In Tania’s experience this morning, encountering the father with the obnoxious t-shirt, we can find some “truths” of our gendered everyday world. That father, also a police officer, (and we know about police officers in New Zealand) was expressing his masculine gender identity. The T-shirt associates political expression and power (party-partisan, “Anti-Bush”) with female sexual subordination. And it’s relevant to our understanding of gender and politics.

This makes me wonder whether movements to replace Bush, i.e. the Democratic Party or the anti-Iraq war movement, will be any less masculinist in the way they wield power in the world than the Bush administration.

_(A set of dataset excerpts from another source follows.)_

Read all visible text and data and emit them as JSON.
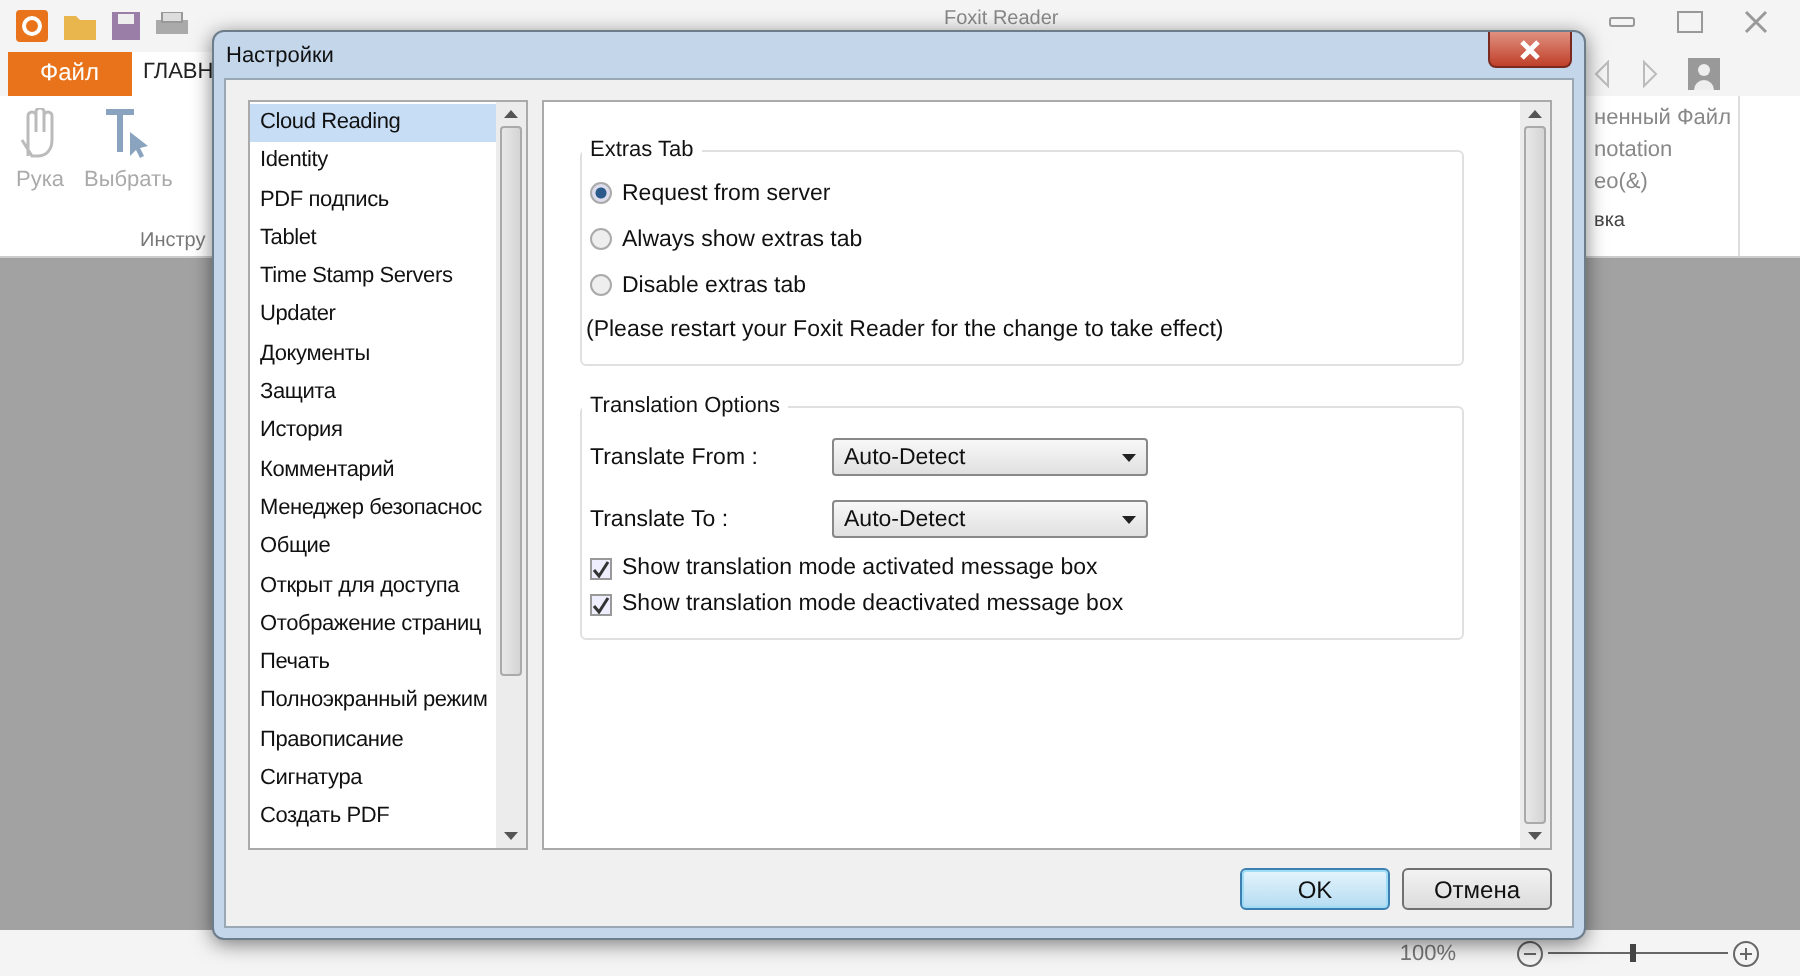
{
  "app": {
    "title": "Foxit Reader",
    "tabs": [
      {
        "label": "Файл",
        "kind": "file"
      },
      {
        "label": "ГЛАВН",
        "kind": "home"
      }
    ],
    "tools": [
      {
        "label": "Рука",
        "kind": "hand"
      },
      {
        "label": "Выбрать",
        "kind": "select"
      }
    ],
    "group_label": "Инстру",
    "right_items": [
      "ненный Файл",
      "notation",
      "ео(&)"
    ],
    "right_group_label": "вка",
    "zoom": "100%",
    "zoom_slider": {
      "level": 0.45
    }
  },
  "dialog": {
    "title": "Настройки",
    "categories": [
      {
        "label": "Cloud Reading",
        "selected": true
      },
      {
        "label": "Identity",
        "selected": false
      },
      {
        "label": "PDF подпись",
        "selected": false
      },
      {
        "label": "Tablet",
        "selected": false
      },
      {
        "label": "Time Stamp Servers",
        "selected": false
      },
      {
        "label": "Updater",
        "selected": false
      },
      {
        "label": "Документы",
        "selected": false
      },
      {
        "label": "Защита",
        "selected": false
      },
      {
        "label": "История",
        "selected": false
      },
      {
        "label": "Комментарий",
        "selected": false
      },
      {
        "label": "Менеджер безопаснос",
        "selected": false
      },
      {
        "label": "Общие",
        "selected": false
      },
      {
        "label": "Открыт для доступа",
        "selected": false
      },
      {
        "label": "Отображение страниц",
        "selected": false
      },
      {
        "label": "Печать",
        "selected": false
      },
      {
        "label": "Полноэкранный режим",
        "selected": false
      },
      {
        "label": "Правописание",
        "selected": false
      },
      {
        "label": "Сигнатура",
        "selected": false
      },
      {
        "label": "Создать PDF",
        "selected": false
      }
    ],
    "extras": {
      "title": "Extras Tab",
      "options": [
        {
          "label": "Request from server",
          "selected": true
        },
        {
          "label": "Always show extras tab",
          "selected": false
        },
        {
          "label": "Disable extras tab",
          "selected": false
        }
      ],
      "note": "(Please restart your Foxit Reader for the change to take effect)"
    },
    "translation": {
      "title": "Translation Options",
      "fields": [
        {
          "label": "Translate From :",
          "value": "Auto-Detect"
        },
        {
          "label": "Translate To :",
          "value": "Auto-Detect"
        }
      ],
      "checks": [
        {
          "label": "Show translation mode activated message box",
          "checked": true
        },
        {
          "label": "Show translation mode deactivated message box",
          "checked": true
        }
      ]
    },
    "buttons": [
      {
        "label": "OK",
        "kind": "default"
      },
      {
        "label": "Отмена",
        "kind": "normal"
      }
    ]
  }
}
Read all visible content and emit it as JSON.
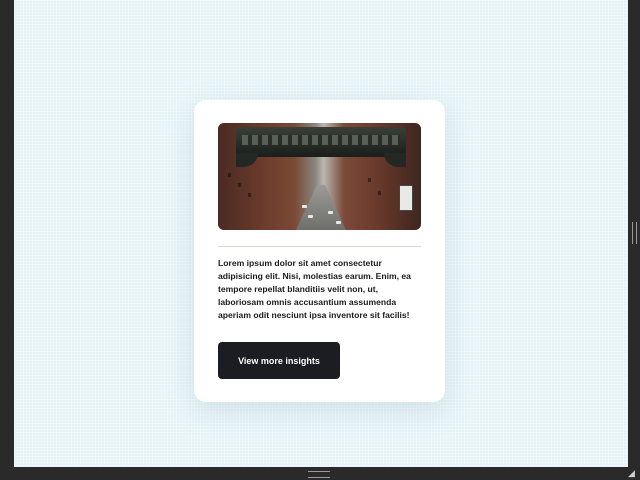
{
  "card": {
    "image_alt": "City street with an overhead bridge between brick buildings",
    "body": "Lorem ipsum dolor sit amet consectetur adipisicing elit. Nisi, molestias earum. Enim, ea tempore repellat blanditiis velit non, ut, laboriosam omnis accusantium assumenda aperiam odit nesciunt ipsa inventore sit facilis!",
    "button_label": "View more insights"
  },
  "icons": {
    "resize": "resize-corner-icon",
    "scroll_right": "scroll-handle-icon",
    "scroll_bottom": "scroll-handle-icon"
  },
  "colors": {
    "page_background": "#e4f3f8",
    "card_background": "#ffffff",
    "button_background": "#1c1d22",
    "button_text": "#ffffff",
    "outer_frame": "#2a2a2a"
  }
}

I like better the “My love” union of Bush and Blair. It puts both their “manliness” in question…Maybe you could get a T-shirt printed Tania??

– Jacqui

2 thoughts on “Taking the Everyday World as Problematic

  1. Charlie

    Hi all,
    I have seen the t-shirt Tania mentioned in the past a few times and in each case the wearer was a man. If we see t-shirts as being one of the most popular forms of socially acceptable communication for men then wearers of the t-shirt in question clearly wanted to communicate at least two things: a dislike for President Bush and the need to publicly profess the objectivation of a part of the female anatomy. But I think it’s interesting WHO the t-shirt was designed to communicate to. Women were most probably not the intended audience. I’d argue that t-shirts of that type are designed to communicate these ideas to other men: to convince other males of the acceptability of this type of thinking and behaviour and also to reinforce it in males who already hold such views. So I guess such t-shirts are not only offensive but also pretty dangerous. But what can we do? No doubt such items are covered by conventions of free speech? I wonder what the members of this blog feel about the limits of free speech in relation to items that are clearly derogatory to women?

    Cheers,
    Charlie

  2. Rene

    Unfortunately, clothing is one of the key ways in which gender identities and power relations are created and reinforced. Just look at history; foot binding, corsets, crinolines, and today cosmetic surgery and high heels. (men mostly in remain in trousers.) I think clothing and fashion often reinforces women’s objectification, inferiority and kind of ‘fetishizes’ women’s vulnerability by physically restricting them.
    It is so naturalised for me I barely notice it . Perhaps because I come from a family where gender roles were strictly enforced and women subordinate to male aggressive domination. I now see how this is injurious to everyone, actually disempowers the family unit.
    As for t-shirts: the other day at work my boss wore a shirt with a realistic close up picture of a women licking a gun barrel. The gun was obviously a phallic symbol. Also at uni I saw a young girl wearing a supre shirt announcing across her chest ” weapons of mass distraction.”